A Dual Process VLA: Efficient Robotic Manipulation Leveraging VLM
ByungOk Han, Jaehong Kim, Jinhyeok Jang
TL;DR
The paper presents DP-VLA, a hierarchical Vision-Language-Action framework that splits reasoning and control into a slow, high-level Large System 2 (L-Sys2) and a fast Small System 1 (S-Sys1). By extracting latent features with a VLM/VLA-based L-Sys2 at low frequency and using a lightweight S-Sys1 policy for real-time actions, the approach reduces computational burden while maintaining or improving task success.

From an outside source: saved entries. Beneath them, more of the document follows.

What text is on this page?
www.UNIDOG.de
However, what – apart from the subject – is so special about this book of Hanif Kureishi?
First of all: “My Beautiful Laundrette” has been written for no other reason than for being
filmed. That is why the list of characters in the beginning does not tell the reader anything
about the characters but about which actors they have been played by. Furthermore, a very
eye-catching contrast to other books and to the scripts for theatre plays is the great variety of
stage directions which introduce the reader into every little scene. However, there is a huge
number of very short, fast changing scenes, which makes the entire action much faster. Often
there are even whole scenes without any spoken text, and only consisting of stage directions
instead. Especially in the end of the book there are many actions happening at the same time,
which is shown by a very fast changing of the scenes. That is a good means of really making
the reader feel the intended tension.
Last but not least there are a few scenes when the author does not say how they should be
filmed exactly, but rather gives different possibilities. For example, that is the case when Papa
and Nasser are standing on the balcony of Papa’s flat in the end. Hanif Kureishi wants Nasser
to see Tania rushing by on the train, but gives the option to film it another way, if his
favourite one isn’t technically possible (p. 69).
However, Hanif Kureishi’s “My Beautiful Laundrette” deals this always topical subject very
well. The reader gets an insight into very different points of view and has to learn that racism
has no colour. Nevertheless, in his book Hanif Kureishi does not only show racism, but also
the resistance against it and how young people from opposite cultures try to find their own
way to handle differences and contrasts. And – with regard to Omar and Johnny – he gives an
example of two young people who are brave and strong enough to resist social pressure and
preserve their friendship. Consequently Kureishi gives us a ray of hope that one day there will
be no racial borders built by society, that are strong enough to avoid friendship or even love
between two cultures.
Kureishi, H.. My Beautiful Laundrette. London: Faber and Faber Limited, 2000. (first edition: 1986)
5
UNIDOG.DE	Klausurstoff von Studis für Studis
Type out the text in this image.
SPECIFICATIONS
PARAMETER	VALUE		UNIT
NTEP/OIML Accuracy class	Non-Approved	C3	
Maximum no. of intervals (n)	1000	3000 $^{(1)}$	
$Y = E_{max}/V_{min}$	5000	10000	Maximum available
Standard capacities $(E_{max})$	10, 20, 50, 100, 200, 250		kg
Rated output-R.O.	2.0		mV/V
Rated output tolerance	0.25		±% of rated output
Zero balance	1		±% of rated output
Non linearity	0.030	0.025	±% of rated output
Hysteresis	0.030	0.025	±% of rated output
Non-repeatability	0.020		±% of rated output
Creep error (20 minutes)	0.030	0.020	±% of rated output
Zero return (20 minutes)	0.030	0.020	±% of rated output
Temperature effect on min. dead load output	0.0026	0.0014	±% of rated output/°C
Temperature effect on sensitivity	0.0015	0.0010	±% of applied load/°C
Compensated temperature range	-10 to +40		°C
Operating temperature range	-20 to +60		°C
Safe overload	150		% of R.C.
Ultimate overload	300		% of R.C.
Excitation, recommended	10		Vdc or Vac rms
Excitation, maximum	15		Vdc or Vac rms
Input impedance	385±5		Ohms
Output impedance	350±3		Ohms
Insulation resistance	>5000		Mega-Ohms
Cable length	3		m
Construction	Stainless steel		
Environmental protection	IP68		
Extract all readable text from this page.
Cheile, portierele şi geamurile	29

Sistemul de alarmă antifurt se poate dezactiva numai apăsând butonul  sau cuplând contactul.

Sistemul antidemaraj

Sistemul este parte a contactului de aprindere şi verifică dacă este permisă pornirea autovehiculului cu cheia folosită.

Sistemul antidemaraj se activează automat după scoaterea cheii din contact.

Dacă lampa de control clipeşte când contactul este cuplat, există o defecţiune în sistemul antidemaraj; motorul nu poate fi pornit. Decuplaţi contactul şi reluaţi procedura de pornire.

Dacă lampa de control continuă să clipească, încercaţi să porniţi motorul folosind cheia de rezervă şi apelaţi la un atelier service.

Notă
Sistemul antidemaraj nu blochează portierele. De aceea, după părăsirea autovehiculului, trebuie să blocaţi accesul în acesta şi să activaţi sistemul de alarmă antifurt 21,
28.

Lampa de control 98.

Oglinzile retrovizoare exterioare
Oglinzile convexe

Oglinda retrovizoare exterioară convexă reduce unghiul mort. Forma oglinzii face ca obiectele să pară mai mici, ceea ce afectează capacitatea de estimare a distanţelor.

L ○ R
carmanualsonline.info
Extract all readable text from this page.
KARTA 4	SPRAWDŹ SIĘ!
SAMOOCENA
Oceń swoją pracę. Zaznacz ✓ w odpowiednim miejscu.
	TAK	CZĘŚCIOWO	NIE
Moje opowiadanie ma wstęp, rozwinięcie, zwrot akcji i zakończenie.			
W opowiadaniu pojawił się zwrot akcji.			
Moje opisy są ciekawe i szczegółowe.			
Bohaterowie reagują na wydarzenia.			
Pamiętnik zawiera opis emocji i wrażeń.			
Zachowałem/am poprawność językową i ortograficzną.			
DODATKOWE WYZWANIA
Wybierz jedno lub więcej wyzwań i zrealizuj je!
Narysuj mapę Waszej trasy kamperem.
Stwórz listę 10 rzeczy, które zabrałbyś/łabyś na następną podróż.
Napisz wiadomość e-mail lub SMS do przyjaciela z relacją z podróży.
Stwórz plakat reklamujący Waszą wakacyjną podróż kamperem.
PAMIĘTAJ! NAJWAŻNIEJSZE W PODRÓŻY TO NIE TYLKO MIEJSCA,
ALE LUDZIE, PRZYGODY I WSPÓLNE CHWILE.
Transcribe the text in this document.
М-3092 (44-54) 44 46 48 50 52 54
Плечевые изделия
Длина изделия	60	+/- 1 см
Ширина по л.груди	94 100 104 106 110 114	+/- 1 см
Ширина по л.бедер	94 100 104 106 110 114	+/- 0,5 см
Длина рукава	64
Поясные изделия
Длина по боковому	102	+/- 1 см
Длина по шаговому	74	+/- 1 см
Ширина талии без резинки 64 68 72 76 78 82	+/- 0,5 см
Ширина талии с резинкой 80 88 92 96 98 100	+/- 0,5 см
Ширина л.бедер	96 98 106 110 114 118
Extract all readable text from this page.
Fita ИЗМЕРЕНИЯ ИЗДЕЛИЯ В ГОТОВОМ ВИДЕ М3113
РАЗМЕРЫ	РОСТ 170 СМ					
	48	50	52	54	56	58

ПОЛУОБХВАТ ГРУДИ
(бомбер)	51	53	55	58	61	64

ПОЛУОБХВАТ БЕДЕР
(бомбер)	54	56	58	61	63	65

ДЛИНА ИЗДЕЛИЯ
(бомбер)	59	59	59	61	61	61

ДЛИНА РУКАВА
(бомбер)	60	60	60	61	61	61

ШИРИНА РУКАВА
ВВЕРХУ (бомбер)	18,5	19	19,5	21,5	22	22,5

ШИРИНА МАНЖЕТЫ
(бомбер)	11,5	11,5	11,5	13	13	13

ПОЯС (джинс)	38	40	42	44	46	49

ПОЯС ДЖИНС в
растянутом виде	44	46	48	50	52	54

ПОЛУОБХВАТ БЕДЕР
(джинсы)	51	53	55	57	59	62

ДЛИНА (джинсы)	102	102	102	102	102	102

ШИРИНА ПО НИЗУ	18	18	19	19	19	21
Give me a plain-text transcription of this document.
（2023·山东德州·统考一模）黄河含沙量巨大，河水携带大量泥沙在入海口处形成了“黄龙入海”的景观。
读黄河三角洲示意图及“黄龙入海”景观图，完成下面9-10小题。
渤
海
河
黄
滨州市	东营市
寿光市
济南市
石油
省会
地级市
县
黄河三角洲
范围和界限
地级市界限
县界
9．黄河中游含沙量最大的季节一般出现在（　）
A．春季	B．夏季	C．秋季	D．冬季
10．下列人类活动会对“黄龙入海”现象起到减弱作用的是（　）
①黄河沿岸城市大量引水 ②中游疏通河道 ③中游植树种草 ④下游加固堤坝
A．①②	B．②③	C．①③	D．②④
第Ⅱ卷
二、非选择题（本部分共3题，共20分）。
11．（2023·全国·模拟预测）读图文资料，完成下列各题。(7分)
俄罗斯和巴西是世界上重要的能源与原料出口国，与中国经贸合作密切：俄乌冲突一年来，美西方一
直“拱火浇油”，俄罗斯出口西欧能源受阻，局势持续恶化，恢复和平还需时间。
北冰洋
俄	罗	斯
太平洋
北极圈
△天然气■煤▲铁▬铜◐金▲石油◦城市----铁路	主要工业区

Experiments on RoboCasa show DP-VLA outperforms OpenVLA-fine-tuned and BC-Transformer baselines in both task success and inference speed, aided by ablations highlighting the value of decoding-stage latent features and the benefits of using pretrained L-Sys2 features. The work highlights a practical path toward efficient, scalable VLA systems for real-time robotic manipulation.
Abstract
Vision-Language-Action (VLA) models are receiving increasing attention for their ability to enable robots to perform complex tasks by integrating visual context with linguistic commands. However, achieving efficient real-time performance remains challenging due to the high computational demands of existing models. To overcome this, we propose Dual Process VLA (DP-VLA), a hierarchical framework inspired by dual-process theory. DP-VLA utilizes a Large System 2 Model (L-Sys2) for complex reasoning and decision-making, while a Small System 1 Model (S-Sys1) handles real-time motor control and sensory processing. By leveraging Vision-Language Models (VLMs), the L-Sys2 operates at low frequencies, reducing computational overhead, while the S-Sys1 ensures fast and accurate task execution. Experimental results on the RoboCasa dataset demonstrate that DP-VLA achieves faster inference and higher task success rates, providing a scalable solution for advanced robotic applications.